For Luis Rojas, the tipping point was a called third strike on Brandon Nimmo. That sent the Mets’ manager aflame, leading to his ejection in the seventh inning of a 5-4 loss to the Marlins at loanDepot park on Tuesday.
An inning later, Javier Báez showed some fire of his own after flying out in the eighth, barking at relief pitcher Richard Bleier. Up and down the visiting dugout bench, emotions ran high for the Mets, who fell for the fifth time in six games to lose a bit more of their grip on the NL East lead.
If the Mets do not turn things around quickly, they know, the 12-plus weeks they’ve spent in first place will mean little by season’s end. But they are determined not to panic now, with plenty of opportunity still before them.
“I don’t think we’re frustrated as a team,” Rojas said. “There’s going to be emotions in the game. I was the perfect example tonight, and Javy’s a guy that wears his emotion. … [But] there’s no frustration. These guys, they fought until the last out of the game. You saw it last night, too. They’re going to keep fighting.”
Tuesday’s loss followed a familiar script, as the Mets fell into an early four-run hole for the second straight night -- this time behind Taijuan Walker, whose second-half struggles continued against the Marlins. Although Walker recovered to retire nine of the final 10 batters he faced, he allowed four runs and owns a 12.00 ERA in four starts since the All-Star break.
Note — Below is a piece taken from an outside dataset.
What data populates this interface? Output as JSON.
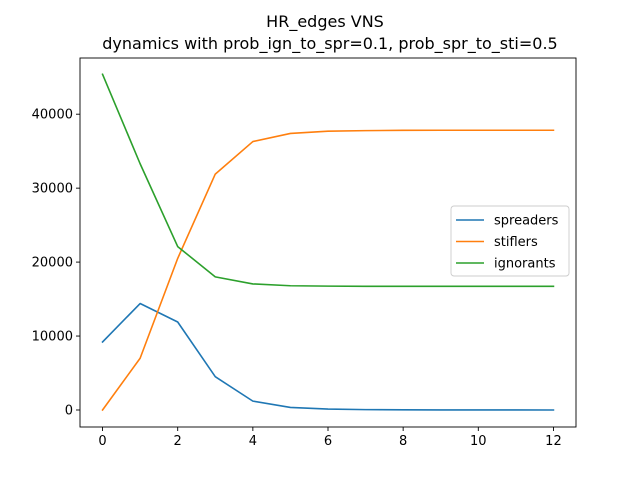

“I think I’m going in the right direction, honestly,” Walker said. “I felt like I finished really strong at the end.”
The Mets battled back to pull within one run on a pair of Dominic Smith sacrifice flies and a J.D. Davis RBI double, but as another frustrating night drew to a close, they had lost a game in the standings to both the Phillies and the Braves. Philadelphia defeated Washington to pull within 1 1/2 games of the first-place Mets, while third-place Atlanta defeated St. Louis and sits just 2 1/2 games out.
Then again, “frustration” is not a word Rojas prefers to use. The manager explained away his ejection as a disagreement over balls and strikes, and nothing more. Rojas is so focused on the daily tasks of improving the team, he said, that there is no room for frustration or any other emotion.
“I’m pretty even-keeled,” Rojas said. “I keep things in range. These things happen in a baseball season. Yes, they do. But what we do on a daily basis, we look at ourselves in the mirror like, ‘OK, what are we doing right now? Who needs help? Who needs maintenance?’ … Our daily approach is what we focus on. There shouldn’t be any room for any emotions outside of that.”
These are, however, human beings, who have a closer view of this than anyone. Since reaching 10 games over .500 on June 16, the Mets have lost six more games than they’ve won. Their .435 winning percentage over that stretch ranks 22nd in the Majors, but until this week, it hadn’t really hurt them in the standings. Now, that narrative is quickly changing. As recently as Sunday morning, the Mets held a four-game lead in the division. They’ve given more than half of it back in a matter of days.
Of particular issue is the Mets’ starting pitching, which had struggled even before Jacob deGrom received his latest suboptimal MRI results. Walker’s ERA since the All-Star break is a concern, but no Mets starter has been particularly consistent since mid-July.
Despite that, the Mets did not acquire any top-market starters before the Trade Deadline, dealing only for Rich Hill and Trevor Williams. The former has allowed seven runs in his first 10 innings, while the latter is currently pitching every five days at Triple-A Syracuse. Both can help the Mets, but not in the same way that deGrom, Walker or Marcus Stroman can.
So it’s on the players already in-house to get healthy, stay healthy and improve.
“Guys are trying to stay positive,” said catcher James McCann, who gave the Mets a bit of life with a two-out RBI double in the ninth after the Marlins added an insurance run in the eighth. “You find the hidden positives in a day like today. We never gave in. … When you focus on the positives, when you focus on the process vs. the end result, good things will come.”